This repository contains the companion material for the following publication:
Sophie Henning, Nicole Macher, Stefan Grünewald, and Annemarie Friedrich. MiST: a Large-Scale Annotated Resource and Neural Models for Functions of Modal Verbs in English Scientific Text. In Findings of the Association for Computational Linguistics: EMNLP 2022. Abu Dhabi.
Please cite this paper if using the dataset or the code, and direct any questions regarding the dataset and code at Sophie Henning. The paper can be found here.
This software is a research prototype, solely developed for and published as part of the publication cited above. It will neither be maintained nor monitored in any way.
We release Modals in Scientific Text (MiST), a dataset to foster research on functions of modal verbs in English scientific text. In scientific writing, modal verbs are a popular lingustic device to hedge statements, but they are also used, e.g., to denote capabilities. Hence, decoding their function is important, e.g., for extracting information from scientific text.
MiST covers papers from five scientific domains (computational linguistics, materials science, agriculture, computer science, and earth science) and contains 3,737 manually annotated modal verb instances.

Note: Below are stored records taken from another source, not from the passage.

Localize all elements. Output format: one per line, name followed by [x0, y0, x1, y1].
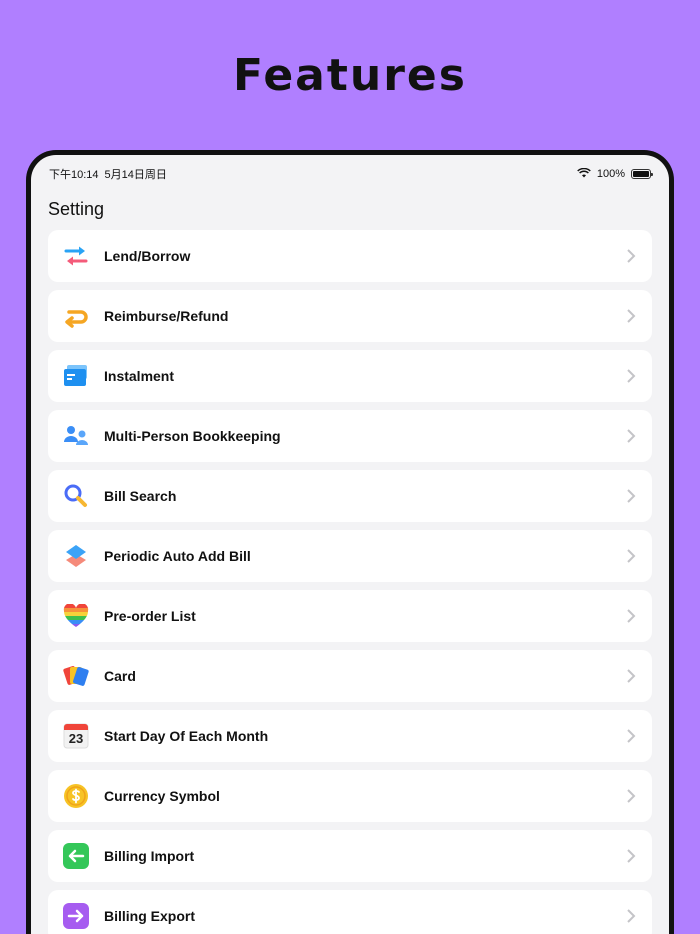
chevron-right-icon [627, 309, 636, 323]
settings-row-card[interactable]: Card [48, 650, 652, 702]
chevron-right-icon [627, 489, 636, 503]
coin-icon [62, 782, 90, 810]
settings-row-label: Multi-Person Bookkeeping [104, 428, 281, 444]
status-bar: 下午10:14 5月14日周日 100% [49, 164, 653, 184]
heart-icon [62, 602, 90, 630]
settings-row-label: Instalment [104, 368, 175, 384]
settings-row-bill-search[interactable]: Bill Search [48, 470, 652, 522]
chevron-right-icon [627, 429, 636, 443]
settings-row-label: Periodic Auto Add Bill [104, 548, 251, 564]
page-title: Setting [48, 199, 105, 219]
layers-icon [62, 542, 90, 570]
settings-row-label: Bill Search [104, 488, 177, 504]
tablet-frame: 下午10:14 5月14日周日 100% Setting Lend/Borrow [26, 150, 674, 934]
settings-row-label: Lend/Borrow [104, 248, 191, 264]
chevron-right-icon [627, 549, 636, 563]
settings-row-label: Reimburse/Refund [104, 308, 229, 324]
settings-row-multi-person-bookkeeping[interactable]: Multi-Person Bookkeeping [48, 410, 652, 462]
status-time: 下午10:14 [49, 169, 99, 181]
calendar-day-number: 23 [68, 731, 84, 746]
card-icon [62, 662, 90, 690]
settings-row-lend-borrow[interactable]: Lend/Borrow [48, 230, 652, 282]
chevron-right-icon [627, 669, 636, 683]
settings-row-billing-export[interactable]: Billing Export [48, 890, 652, 934]
settings-row-periodic-auto-add-bill[interactable]: Periodic Auto Add Bill [48, 530, 652, 582]
chevron-right-icon [627, 609, 636, 623]
status-date: 5月14日周日 [104, 169, 167, 181]
settings-row-label: Billing Import [104, 848, 195, 864]
settings-row-billing-import[interactable]: Billing Import [48, 830, 652, 882]
settings-row-label: Billing Export [104, 908, 195, 924]
settings-row-pre-order-list[interactable]: Pre-order List [48, 590, 652, 642]
people-icon [62, 422, 90, 450]
chevron-right-icon [627, 369, 636, 383]
chevron-right-icon [627, 249, 636, 263]
settings-row-instalment[interactable]: Instalment [48, 350, 652, 402]
settings-row-label: Currency Symbol [104, 788, 220, 804]
calendar-icon: 23 [62, 722, 90, 750]
import-icon [62, 842, 90, 870]
chevron-right-icon [627, 849, 636, 863]
search-icon [62, 482, 90, 510]
page-headline: Features [233, 50, 467, 101]
chevron-right-icon [627, 729, 636, 743]
settings-list: Lend/Borrow Reimburse/Refund Instalment [48, 230, 652, 934]
settings-row-label: Card [104, 668, 136, 684]
wifi-icon [577, 167, 591, 181]
lend-borrow-icon [62, 242, 90, 270]
settings-row-start-day-of-each-month[interactable]: 23 Start Day Of Each Month [48, 710, 652, 762]
instalment-icon [62, 362, 90, 390]
chevron-right-icon [627, 909, 636, 923]
export-icon [62, 902, 90, 930]
tablet-screen: 下午10:14 5月14日周日 100% Setting Lend/Borrow [31, 155, 669, 934]
battery-icon [631, 169, 653, 179]
settings-row-currency-symbol[interactable]: Currency Symbol [48, 770, 652, 822]
settings-row-label: Start Day Of Each Month [104, 728, 269, 744]
chevron-right-icon [627, 789, 636, 803]
reimburse-icon [62, 302, 90, 330]
settings-row-reimburse-refund[interactable]: Reimburse/Refund [48, 290, 652, 342]
settings-row-label: Pre-order List [104, 608, 196, 624]
battery-percent: 100% [596, 168, 625, 180]
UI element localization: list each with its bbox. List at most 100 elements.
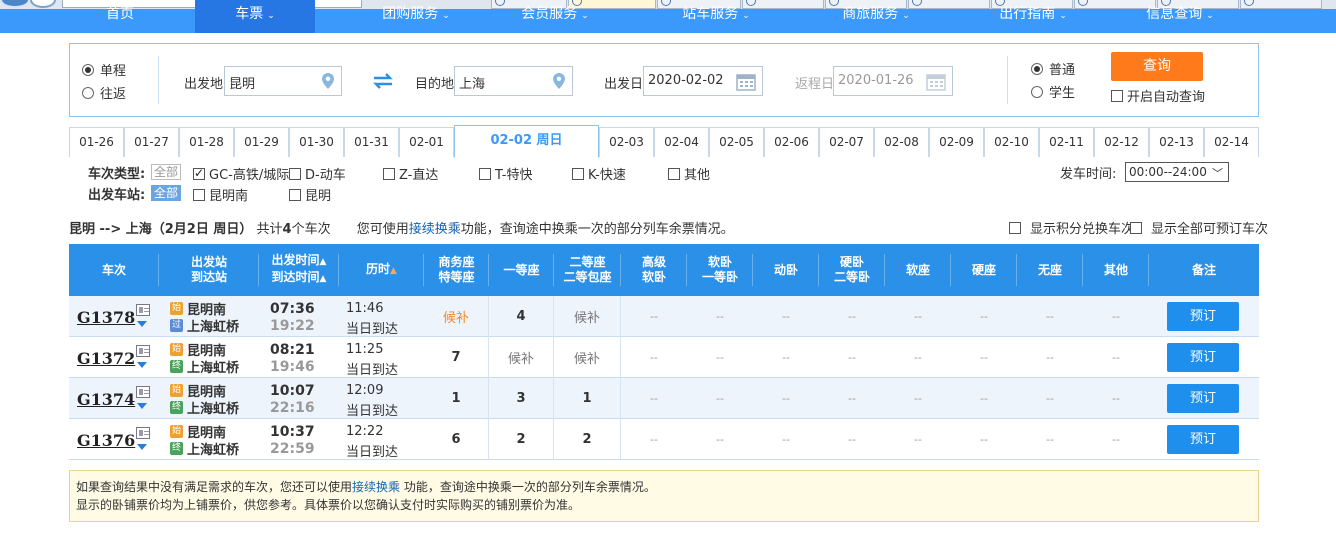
column-header[interactable]: 出发时间▲ 到达时间▲ [259, 244, 339, 296]
train-type-option[interactable]: Z-直达 [383, 164, 438, 183]
book-button[interactable]: 预订 [1167, 425, 1239, 454]
column-header[interactable]: 历时▲ [339, 244, 424, 296]
date-tab[interactable]: 02-12 [1094, 127, 1149, 157]
nav-item-7[interactable]: 信息查询 ⌄ [1120, 0, 1240, 33]
station-option[interactable]: 昆明南 [193, 185, 248, 204]
seat-cell[interactable]: 1 [554, 378, 621, 419]
train-type-option[interactable]: D-动车 [289, 164, 346, 183]
train-type-checkbox[interactable] [193, 166, 205, 180]
seat-cell[interactable]: 候补 [424, 296, 489, 337]
seat-cell[interactable]: 7 [424, 337, 489, 378]
nav-item-2[interactable]: 团购服务 ⌄ [356, 0, 476, 33]
trip-round-option[interactable]: 往返 [82, 83, 126, 102]
notice-transfer-link[interactable]: 接续换乘 [352, 480, 400, 494]
train-number-link[interactable]: G1372 [77, 349, 135, 368]
date-tab[interactable]: 02-03 [599, 127, 654, 157]
show-all-option[interactable]: 显示全部可预订车次 [1130, 218, 1268, 237]
date-tab[interactable]: 01-31 [344, 127, 399, 157]
station-all-button[interactable]: 全部 [151, 185, 182, 201]
depart-date-input[interactable]: 2020-02-02 [643, 66, 763, 96]
date-tab[interactable]: 02-13 [1149, 127, 1204, 157]
book-button[interactable]: 预订 [1167, 384, 1239, 413]
seat-cell[interactable]: 候补 [554, 296, 621, 337]
date-tab[interactable]: 02-01 [399, 127, 454, 157]
nav-item-1[interactable]: 车票 ⌄ [195, 0, 315, 33]
date-tab[interactable]: 01-26 [69, 127, 124, 157]
date-tab[interactable]: 01-29 [234, 127, 289, 157]
train-info-icon[interactable] [136, 345, 150, 357]
train-type-all-button[interactable]: 全部 [151, 164, 182, 180]
from-input[interactable]: 昆明 [224, 66, 342, 96]
train-type-checkbox[interactable] [479, 167, 491, 180]
train-type-option[interactable]: T-特快 [479, 164, 532, 183]
date-tab[interactable]: 01-27 [124, 127, 179, 157]
station-checkbox[interactable] [193, 188, 205, 201]
date-tab[interactable]: 02-02 周日 [454, 125, 599, 158]
passenger-student-option[interactable]: 学生 [1031, 82, 1075, 101]
passenger-normal-option[interactable]: 普通 [1031, 59, 1075, 78]
train-type-option[interactable]: GC-高铁/城际 [193, 164, 289, 183]
passenger-normal-radio[interactable] [1031, 62, 1043, 75]
expand-stops-icon[interactable] [137, 403, 147, 409]
show-points-option[interactable]: 显示积分兑换车次 [1009, 218, 1134, 237]
trip-round-radio[interactable] [82, 86, 94, 99]
expand-stops-icon[interactable] [137, 362, 147, 368]
sort-arrow-icon[interactable]: ▲ [320, 274, 327, 284]
seat-cell[interactable]: 候补 [554, 337, 621, 378]
sort-arrow-icon[interactable]: ▲ [320, 257, 327, 267]
expand-stops-icon[interactable] [137, 321, 147, 327]
date-tab[interactable]: 02-10 [984, 127, 1039, 157]
nav-item-5[interactable]: 商旅服务 ⌄ [816, 0, 936, 33]
date-tab[interactable]: 02-07 [819, 127, 874, 157]
nav-item-4[interactable]: 站车服务 ⌄ [656, 0, 776, 33]
transfer-link[interactable]: 接续换乘 [409, 222, 461, 237]
train-number-link[interactable]: G1376 [77, 431, 135, 450]
nav-item-6[interactable]: 出行指南 ⌄ [973, 0, 1093, 33]
seat-cell[interactable]: 4 [489, 296, 554, 337]
browser-forward-icon[interactable] [30, 0, 56, 8]
seat-cell[interactable]: 候补 [489, 337, 554, 378]
date-tab[interactable]: 02-06 [764, 127, 819, 157]
date-tab[interactable]: 02-04 [654, 127, 709, 157]
book-button[interactable]: 预订 [1167, 343, 1239, 372]
seat-cell[interactable]: 1 [424, 378, 489, 419]
train-info-icon[interactable] [136, 427, 150, 439]
train-type-checkbox[interactable] [572, 167, 584, 180]
book-button[interactable]: 预订 [1167, 302, 1239, 331]
sort-arrow-icon[interactable]: ▲ [390, 266, 397, 276]
trip-one-way-option[interactable]: 单程 [82, 60, 126, 79]
seat-cell[interactable]: 2 [554, 419, 621, 460]
train-type-checkbox[interactable] [289, 167, 301, 180]
station-option[interactable]: 昆明 [289, 185, 331, 204]
train-info-icon[interactable] [136, 304, 150, 316]
date-tab[interactable]: 02-05 [709, 127, 764, 157]
search-button[interactable]: 查询 [1111, 52, 1203, 81]
to-input[interactable]: 上海 [454, 66, 573, 96]
expand-stops-icon[interactable] [137, 444, 147, 450]
depart-time-select[interactable]: 00:00--24:00 ﹀ [1125, 162, 1229, 182]
auto-query-checkbox[interactable] [1111, 89, 1123, 102]
date-tab[interactable]: 01-28 [179, 127, 234, 157]
date-tab[interactable]: 02-08 [874, 127, 929, 157]
seat-cell[interactable]: 3 [489, 378, 554, 419]
train-type-checkbox[interactable] [383, 167, 395, 180]
trip-one-way-radio[interactable] [82, 63, 94, 76]
train-number-link[interactable]: G1374 [77, 390, 135, 409]
swap-stations-icon[interactable] [372, 72, 394, 90]
train-info-icon[interactable] [136, 386, 150, 398]
train-number-link[interactable]: G1378 [77, 308, 135, 327]
train-type-option[interactable]: 其他 [668, 164, 710, 183]
date-tab[interactable]: 01-30 [289, 127, 344, 157]
nav-item-3[interactable]: 会员服务 ⌄ [495, 0, 615, 33]
station-checkbox[interactable] [289, 188, 301, 201]
return-date-input[interactable]: 2020-01-26 [833, 66, 953, 96]
show-points-checkbox[interactable] [1009, 221, 1021, 234]
nav-item-0[interactable]: 首页 [60, 0, 180, 33]
show-all-checkbox[interactable] [1130, 221, 1142, 234]
seat-cell[interactable]: 6 [424, 419, 489, 460]
date-tab[interactable]: 02-14 [1204, 127, 1259, 157]
seat-cell[interactable]: 2 [489, 419, 554, 460]
date-tab[interactable]: 02-11 [1039, 127, 1094, 157]
browser-back-icon[interactable] [0, 0, 30, 8]
browser-tab[interactable] [1240, 0, 1322, 9]
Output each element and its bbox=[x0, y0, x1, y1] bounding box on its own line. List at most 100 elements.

For more details on the annotation scheme and dataset construction, please refer to the paper. Further information on how the data is stored can be found in data/README.md.
We provide code for training and evaluating
The code requires the following dependencies:
- Python == 3.8.12
- Huggingface Transformers == 4.5.0
- MLFlow ==1.16.0
- torchmetrics == 0.3.1
- NumPy == 1.21.2
You can install all the above dependencies easily using Conda
and the environment.yml
file provided by us:
conda env create -f environment.yml
conda activate mist
To train and evaluate python src/evaluate.py --repo_path [REPO_PATH] src/config/evaluation/scibert-cls-modal.json
.
Note that this evaluation configuration assumes that you have stored the SciBERT model in the pretrained_embeddings
folder.
For performing multi-task training with EPOS (Marasovic et al. (2016), you need to get the corpus and convert it to the format specified in src/config/README.md.
You can then run the training using python src/evaluate.py --repo_path [REPO_PATH] src/config/evaluation/scibert-cls-modal_with-EPOS.json
.
The code in this repository is open-sourced under the AGPL-3.0 license. See the LICENSE file for details. For a list of other open source components included in this project, see the file 3rd-party-licenses.txt.
The MiST annotations located in data are licensed under a Creative Commons Attribution 4.0 International License (CC BY 4.0). For licenses of the underlying papers, please refer to data/metadata.csv.